Alex Kuhlman (01:55):
I think back to 2020 when I first met Clay and Jason, and they outlined the vision for Broadview over the
next 15 years. Their approach to direct investing was in its purest form and it was highly independent, and
that was by design. It was completely different than what I had seen across private equity and family
office style investing, and that’s still true today in the environment that we all have built out from the
associates all the way up to Clay and Jason.
Heath Hunter (02:23):
At Broadview, we have the ability to make investments that have a longer term payoff than three or four
or five years. We have the ability to address issues in a more thoughtful, methodical way than potentially
our private equity peers would because just from a perspective of time, we typically get into situations
where we see at least seven to 10 years of things to do and the ability to partner with the business. You
don’t have that in private equity.

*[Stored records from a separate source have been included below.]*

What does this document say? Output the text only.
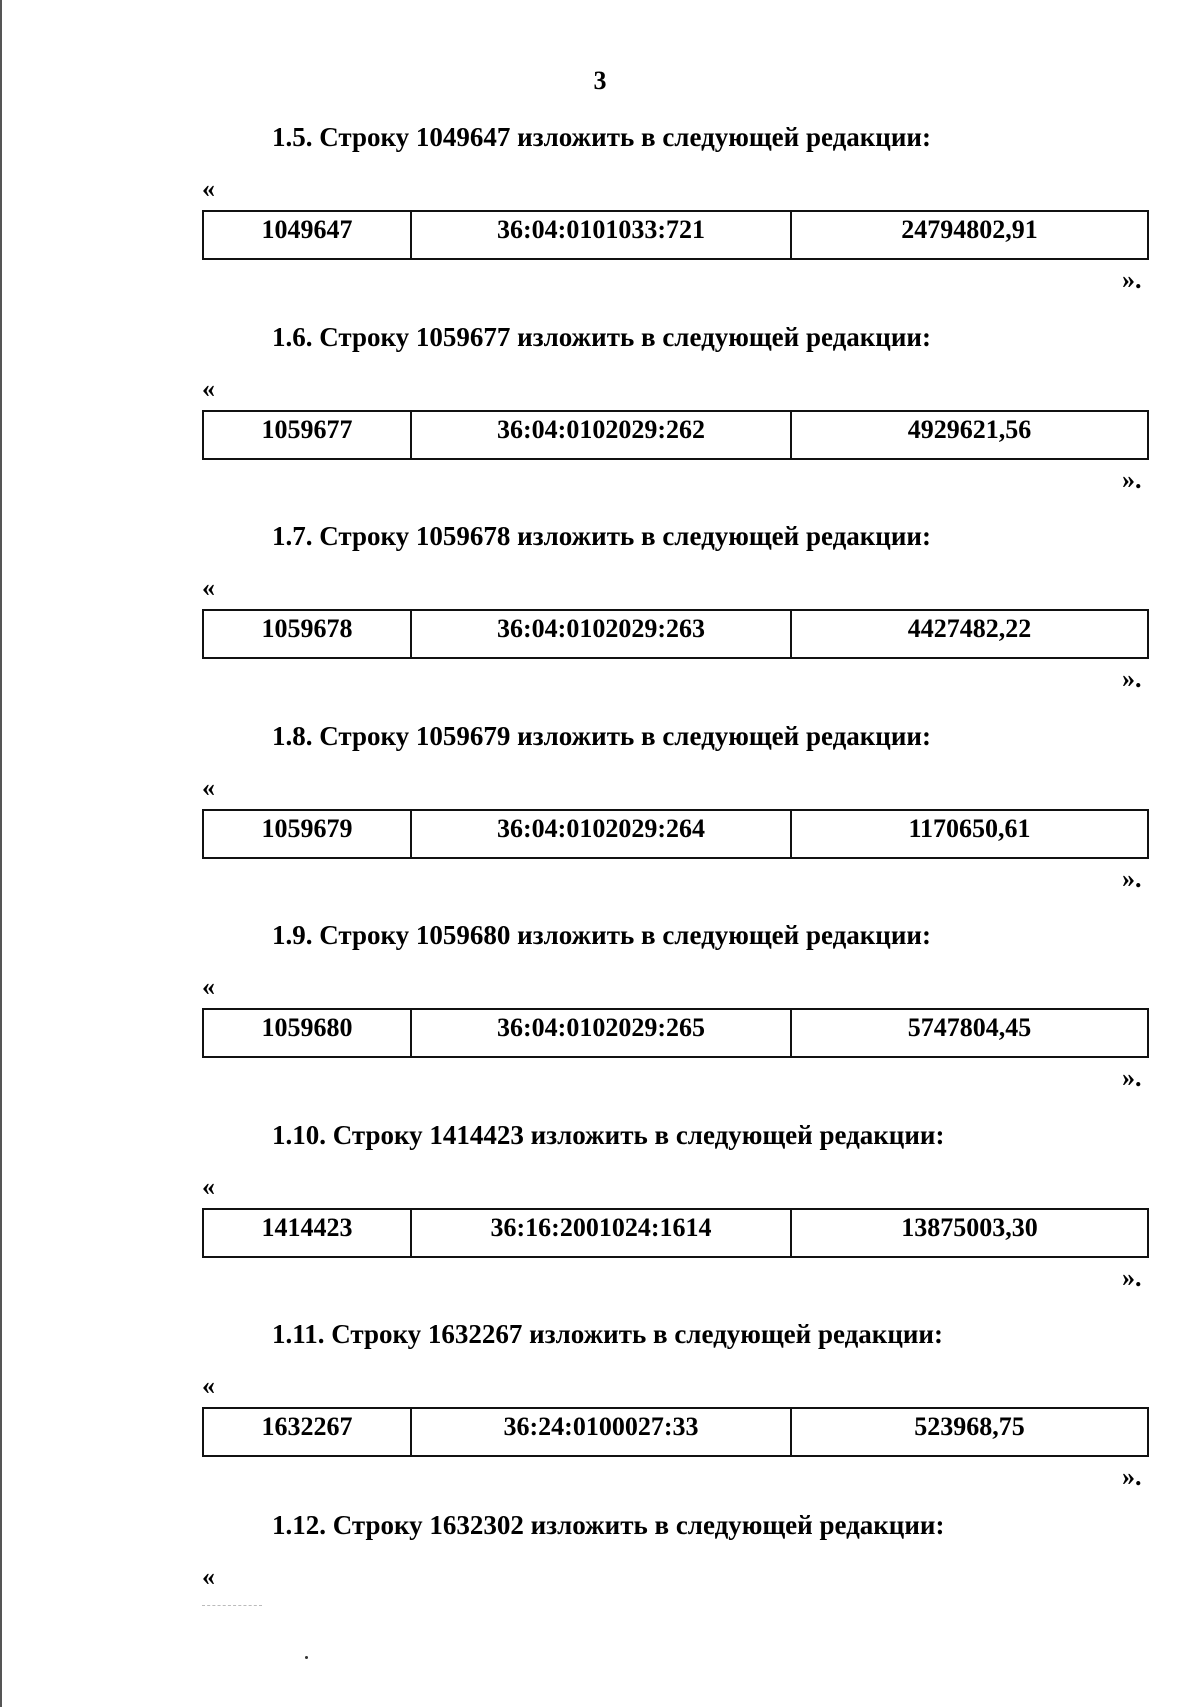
3
1.5. Строку 1049647 изложить в следующей редакции:
«
1049647	36:04:0101033:721	24794802,91
».
1.6. Строку 1059677 изложить в следующей редакции:
«
1059677	36:04:0102029:262	4929621,56
».
1.7. Строку 1059678 изложить в следующей редакции:
«
1059678	36:04:0102029:263	4427482,22
».
1.8. Строку 1059679 изложить в следующей редакции:
«
1059679	36:04:0102029:264	1170650,61
».
1.9. Строку 1059680 изложить в следующей редакции:
«
1059680	36:04:0102029:265	5747804,45
».
1.10. Строку 1414423 изложить в следующей редакции:
«
1414423	36:16:2001024:1614	13875003,30
».
1.11. Строку 1632267 изложить в следующей редакции:
«
1632267	36:24:0100027:33	523968,75
».
1.12. Строку 1632302 изложить в следующей редакции:
«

You have three to four years to really make a big impact, which comes
with some potential side effects.
Davis Malone (03:04):
We believe that we bring similar tools that a private equity firm would bring in terms of legal and
financial sophistication, sourcing and integrating m&a, capital, you name it. Those types of things. We bring those to the table. We view them moreso as a table stakes way to grow a business. Where we
believe we differentiate is from a strategy and talent development standpoint. When developing strategy
with a business, we work hand in hand with the team to make sure that we’re developing the right long-
term strategy and prioritizing the steps it takes to get there, to make it as seamless as possible, to get from
point A to point B on talent development. That’s more of a longer term type of strategy. We know it takes
a lot of time. It’s really hard to quantify the true impact, but it does impact the business over the long-term
to create a sustainable business going forward.
Clay Hunter (03:56):
We’ve not promised anybody that we’re going to be just this in such that we have to fit an investment or a
structure into a box so we don’t have to fit into a particular box. What really gets us going is when it’s a
good business. We’re not sort of turnaround folks. It’s just not what we do. We want there to be a good
underlying business there, good market, good business. It’s good if it’s great. That’s probably not for us
right now. We want to help make it great. That’s what gets us going.